Snelle LeWorldModel

Samenvatting

Joint-Embedding Predictive Architectures (JEPAs), waaronder het recente LeWorldModel (LeWM), zijn een veelbelovend fundament geworden voor reconstructievrije visuele wereldmodellen. Voor visuele planning evalueert LeWM echter kandidaat-actiereeksen door herhaaldelijk een lokaal eenstaps latent overgangsmodel toe te passen. Deze autoregressieve uitrol maakt planning computationeel duur en stelt de voorspelde trajectorie bloot aan opgehoopte latente fouten naarmate de horizon groeit. Wij stellen Fast LeWorldModel (Fast-LeWM) voor, een snel latent wereldmodel dat herhaalde lokale uitrol vervangt door actie-prefix-voorspelling.

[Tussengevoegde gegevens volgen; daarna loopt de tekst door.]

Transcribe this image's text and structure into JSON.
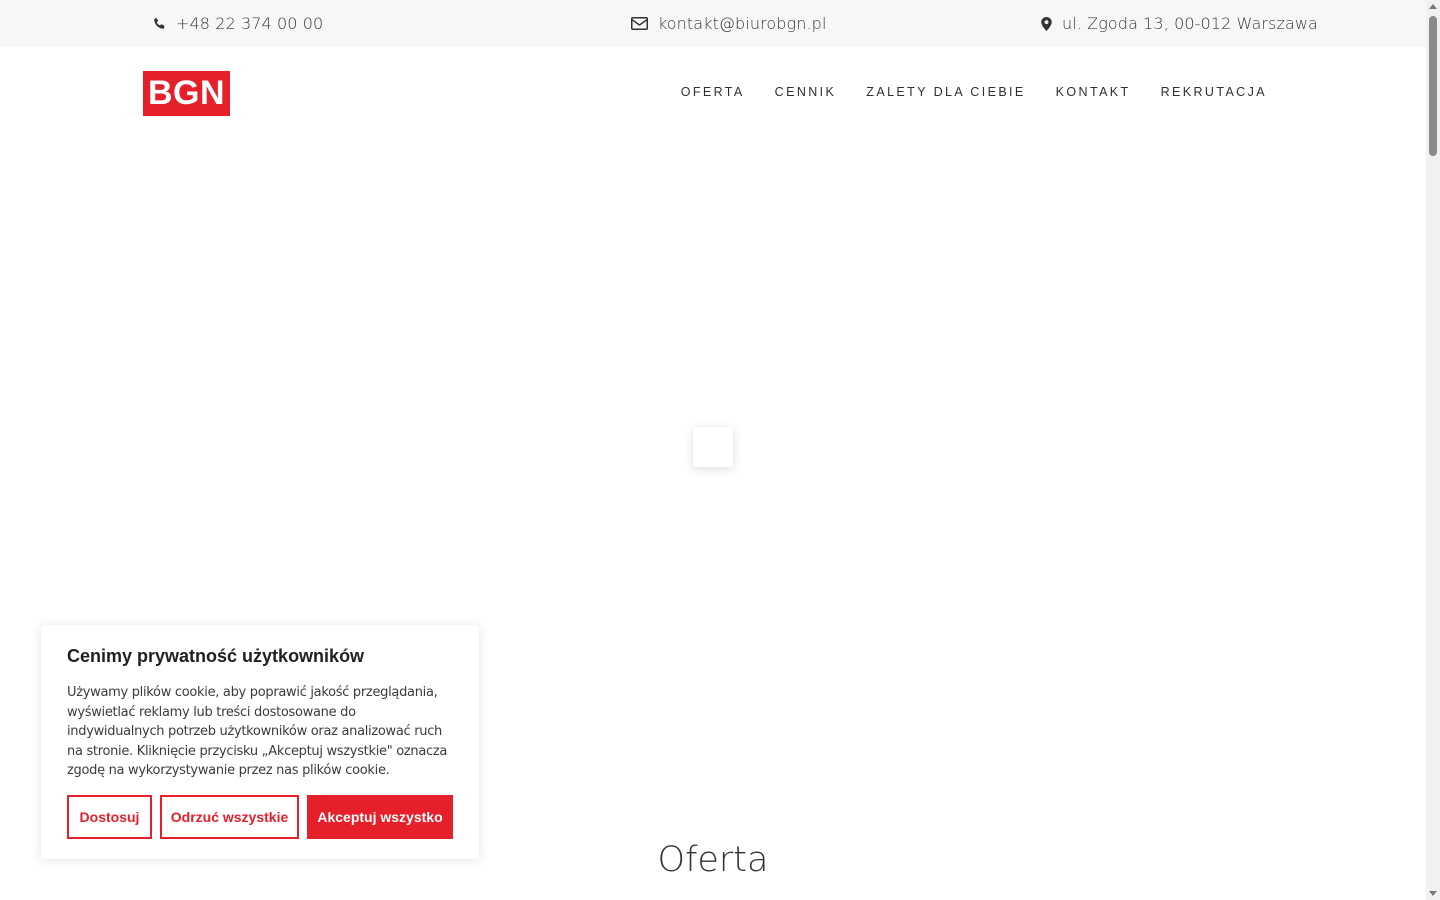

Gegeven de huidige latente toestand en een kandidaat-actiereeks, codeert Fast-LeWM de prefixen en voorspelt parallel de toekomstige latente toestanden die worden bereikt na het uitvoeren van die prefixen. Door actie-prefixen de basale voorspellingseenheid te maken, modelleert Fast-LeWM direct de effecten van acties die over meerdere horizonten in verschillende mate zijn geaccumuleerd. Dit prefix-niveau toezicht dwingt het model om te leren hoe toestanden continu evolueren onder verschillende actie-prefixen, in plaats van alleen eenstaps toestandsovergangen te fitten. Tijdens planning kan de voorspeller het laatste prefix-token uit de gecodeerde actiereeks gebruiken om de corresponderende toekomstige latente toestand te evalueren zonder expliciet door elke tussentijdse voorgestelde toestand te rollen. Over meerdere taken verbetert Fast-LeWM het gemiddelde succes ten opzichte van LeWM, terwijl de plantijd aanzienlijk wordt verminderd, wat leidt tot een lager open-lus latent verlies waarvan de groei significant langzamer wordt naarmate de uitrolhorizon toeneemt.

English

Joint-Embedding Predictive Architectures (JEPAs), including recent LeWorldModel (LeWM), have become a promising foundation for reconstruction-free visual world models. For visual planning, however, LeWM evaluates candidate action sequences by repeatedly applying a local one-step latent transition model. This autoregressive rollout makes planning computationally expensive and exposes the predicted trajectory to accumulated latent errors as the horizon grows. We propose Fast LeWorldModel (Fast-LeWM), a fast latent world model that replaces repeated local rollout with action-prefix prediction. Given the current latent and a candidate action sequence, Fast-LeWM encodes its prefixes and predicts the future latents reached after executing those prefixes in parallel. By making action prefixes the basic prediction unit, Fast-LeWM directly models action effects accumulated to different extents over multiple horizons. This prefix-level supervision forces the model to learn how states continuously evolve under different action prefixes, rather than only fitting one-step state transitions. During planning, the predictor can use the last prefix token from the encoded action sequence to evaluate the corresponding future latent without explicitly rolling through each intermediate imagined state. Across multiple tasks, Fast-LeWM improves average success over LeWM while substantially reducing planning time, achieving lower open-loop latent loss whose growth becomes significantly slower as the rollout horizon increases.